L’irruption des révolutions arabes offre néanmoins une lecture nuancée. Dans un premier temps, l’accession au pouvoir de Mohammed Morsi en Égypte suscite un espoir prudent à Téhéran : celui-ci voyage même dans la capitale iranienne en août 2012. Mais une fois sur place, il s’empresse de critiquer le régime de Bachar al-Assad, allié des mollahs iraniens, tout en prenant parti pour les révolutionnaires syriens.
…Et oppositions de terrain
La situation en Syrie est d’autant plus complexe quand il s’agit du Hamas. Localement, celui-ci décide « de se ranger, en 2012, aux côtés des insurgés sunnites, par affinités confessionnelles », explique M. Rigoulet-Roze, qui souligne alors des tensions internes au sein du mouvement : « Il y avait deux tendances au sein du Hamas, une tendance pro-iranienne représentée notamment par Yahya Sinouar à Gaza et une tendance plutôt anti-iranienne, incarnée par Khaled Mechaal à l’extérieur. »
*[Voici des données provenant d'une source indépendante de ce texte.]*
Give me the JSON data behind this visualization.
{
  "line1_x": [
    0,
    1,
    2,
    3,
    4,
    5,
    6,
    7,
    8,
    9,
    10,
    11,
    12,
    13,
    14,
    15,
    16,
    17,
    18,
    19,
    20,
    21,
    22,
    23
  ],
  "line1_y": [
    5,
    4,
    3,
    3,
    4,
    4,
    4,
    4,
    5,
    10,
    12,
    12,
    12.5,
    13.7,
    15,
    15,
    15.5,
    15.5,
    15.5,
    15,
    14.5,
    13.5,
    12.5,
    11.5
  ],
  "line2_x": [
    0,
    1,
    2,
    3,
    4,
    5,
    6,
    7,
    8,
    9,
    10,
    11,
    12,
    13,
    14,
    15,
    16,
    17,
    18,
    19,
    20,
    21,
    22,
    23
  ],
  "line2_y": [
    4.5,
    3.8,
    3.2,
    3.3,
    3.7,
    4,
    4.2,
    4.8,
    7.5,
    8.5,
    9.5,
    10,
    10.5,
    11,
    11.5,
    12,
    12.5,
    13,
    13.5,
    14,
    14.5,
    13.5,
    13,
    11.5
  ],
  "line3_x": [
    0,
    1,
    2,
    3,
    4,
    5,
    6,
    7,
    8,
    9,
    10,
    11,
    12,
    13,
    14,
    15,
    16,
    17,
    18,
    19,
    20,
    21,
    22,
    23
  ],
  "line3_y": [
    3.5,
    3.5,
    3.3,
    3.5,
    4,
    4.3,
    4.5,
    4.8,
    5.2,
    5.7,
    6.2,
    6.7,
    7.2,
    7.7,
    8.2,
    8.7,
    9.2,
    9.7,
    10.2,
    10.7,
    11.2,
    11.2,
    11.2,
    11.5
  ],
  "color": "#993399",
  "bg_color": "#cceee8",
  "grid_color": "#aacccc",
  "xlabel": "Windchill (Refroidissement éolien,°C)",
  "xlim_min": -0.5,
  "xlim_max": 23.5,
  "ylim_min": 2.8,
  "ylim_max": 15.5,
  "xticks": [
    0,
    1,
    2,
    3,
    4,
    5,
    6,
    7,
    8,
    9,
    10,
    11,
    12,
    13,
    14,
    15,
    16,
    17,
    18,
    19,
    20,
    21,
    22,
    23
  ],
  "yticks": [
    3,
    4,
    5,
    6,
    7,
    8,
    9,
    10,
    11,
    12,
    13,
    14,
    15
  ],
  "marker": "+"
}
Au-delà du mouvement islamiste palestinien, les deux camps en Syrie se sont affrontés par procuration : Téhéran a soutenu Bachar al-Assad, tandis que plusieurs groupes issus des Frères ont pris les armes contre le régime. « Il y a une clarification qui est de fait confessionnalisée », note M. Rigoulet-Roze, rappelant d’ailleurs que depuis la chute de l’ex-dictateur, « le nouveau pouvoir issu des insurgés sunnites du HTS est ouvertement anti-iranien », le nouveau président, Ahmed al-Chareh, se faisant fort « d’empêcher que la Syrie ne soit plus le hub iranien vers le Liban qu’elle a constitué durant plusieurs décennies ».
Cette dynamique illustre combien les alliances ponctuelles, souvent motivées par des intérêts stratégiques et/ou tactiques immédiats, peuvent rapidement être rattrapées par d’autres logiques. Globalement, « il y a plutôt un retour, effectivement, de l'antagonisme chiite-sunnite, même si, conjoncturellement, il peut y avoir une logique d'opportunité, mais qui n'est pas nécessairement fondamentalement idéologique », analyse le chercheur.
En somme, la relation entre l’Iran et les Frères musulmans reste un jeu subtil de paradoxes : ni alliance durable, ni rupture totale, mais un équilibre mouvant, façonné par l’histoire, la géopolitique et les calculs de circonstance. Ainsi, la Syrie, comme d’autres terrains de conflit au Moyen-Orient, demeure un espace où opportunisme politique et rivalités doctrinales coexistent, rappelant que les alliances de circonstance entre l’Iran et les Frères musulmans ne sauraient masquer durablement des divergences structurelles.